Dear Indology members, dear friends and colleagues,

I am posting below, on behalf of Professor Sylvain Brocquet, a message bearing the sad news of Professor Marie-Claude Porcher's passing. She was one of my teachers when I began learning Sanskrit, and I remember with much gratitude, admiration and affection her wonderful ability to share her love for kāvya, her great generosity, and, beyond her reserved manners, her delightful sense of humour. She will be greatly missed.
With my condolences to her family, friends, colleagues and students,
---
Isabelle Ratié
Professeur, Département des Études Orientales, Sorbonne Nouvelle

From Professor Brocquet, Aix-Marseille University:

We have the regret to report the death of Marie-Claude Porcher, Professor emerita of Sanskrit, on December, the 31st, at the age of 85. Her funeral will take place on January, the 13th, at Nantoux (Côte d’Or, France), in privacy.

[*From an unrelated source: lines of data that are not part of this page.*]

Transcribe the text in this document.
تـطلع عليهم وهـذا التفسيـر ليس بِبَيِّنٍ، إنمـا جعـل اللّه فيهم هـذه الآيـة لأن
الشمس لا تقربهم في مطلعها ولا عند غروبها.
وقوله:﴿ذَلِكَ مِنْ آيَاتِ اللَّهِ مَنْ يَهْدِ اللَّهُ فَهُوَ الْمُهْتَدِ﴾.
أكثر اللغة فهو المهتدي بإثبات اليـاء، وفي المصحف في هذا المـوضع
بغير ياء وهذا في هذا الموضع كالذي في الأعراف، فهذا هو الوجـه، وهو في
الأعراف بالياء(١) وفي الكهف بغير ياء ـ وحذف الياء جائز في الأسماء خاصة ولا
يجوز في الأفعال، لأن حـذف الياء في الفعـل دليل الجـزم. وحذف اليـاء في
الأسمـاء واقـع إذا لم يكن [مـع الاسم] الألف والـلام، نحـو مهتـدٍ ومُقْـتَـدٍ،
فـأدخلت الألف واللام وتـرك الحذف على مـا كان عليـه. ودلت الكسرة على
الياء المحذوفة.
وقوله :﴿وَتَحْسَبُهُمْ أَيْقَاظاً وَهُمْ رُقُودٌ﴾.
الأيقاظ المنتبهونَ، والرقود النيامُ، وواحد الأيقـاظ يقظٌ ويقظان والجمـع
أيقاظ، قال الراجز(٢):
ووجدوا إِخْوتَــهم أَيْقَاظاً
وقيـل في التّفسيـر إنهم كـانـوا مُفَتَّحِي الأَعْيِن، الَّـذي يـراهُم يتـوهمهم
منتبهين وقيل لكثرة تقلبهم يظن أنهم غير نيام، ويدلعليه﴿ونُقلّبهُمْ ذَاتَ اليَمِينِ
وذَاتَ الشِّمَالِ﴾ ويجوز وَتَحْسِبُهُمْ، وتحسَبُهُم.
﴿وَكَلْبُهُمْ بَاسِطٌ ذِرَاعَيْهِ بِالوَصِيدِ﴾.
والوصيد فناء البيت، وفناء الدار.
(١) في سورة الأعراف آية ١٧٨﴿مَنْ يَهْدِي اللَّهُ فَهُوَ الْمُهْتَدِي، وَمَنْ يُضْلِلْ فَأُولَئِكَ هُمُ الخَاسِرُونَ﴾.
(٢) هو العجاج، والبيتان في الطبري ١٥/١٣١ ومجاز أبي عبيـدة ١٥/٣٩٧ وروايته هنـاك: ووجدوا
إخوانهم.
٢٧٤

Marie-Claude Porcher, before she retired, was long Professor of Sanskrit language and literature in the University of Paris III, Sorbonne Nouvelle, where her teaching was much appreciated by all her students. She specialised in Sanskrit court poetry and Indian Poetics, and became a prominent indologist in that field. She studied and translated into French several works composed by Veṅkaṭādhvarin, in particular his Rāghavayādavīya, a difficult poem whose verses can be read from left to right or from right to left, thus conveying two different meanings (anulomavilomakāvya), and his Viśvaguṇādarśacampū (both published in 1972). Her approach of Indian Poetics was very original and creative, since, being an expert in Indian traditional alaṃkāraśāstra, and in contemporary linguistics and poetics as well, she could combine them to provide analyses that proved to be relevant from both points or view, and helped connoisseurs not aware of Indian categories to access a deep understanding of Sanskrit poetry. Among many other scholarly works, including articles on ambiguity and suggestion, her monography, Figures de style en Sanskrit, complemented by the analysis of poems by the same Veṅkaṭādhvarin (published in 1978), has been for more than 40 years a reference book that all indologists have recourse to. She was also a great translator, who achieved a perfect balance between philological accuracy and literary elegance, as witnessed by her translation of Daṇḍin’s Daśakumāracarita (published in 1995), probably the best of all the renderings of that poetic narrative. She was also, with Madeleine Biardeau, one of the two architects of the celebrated French translation of the Rāmāyaṇa (published in 1999). By her vast knowledge of Indian literature and theory, her intellectual openness to the contribution of the human sciences, her taste for belles lettres and the literary quality of her translations, she undoubtedly was one of the worthiest heirs to the French indological tradition.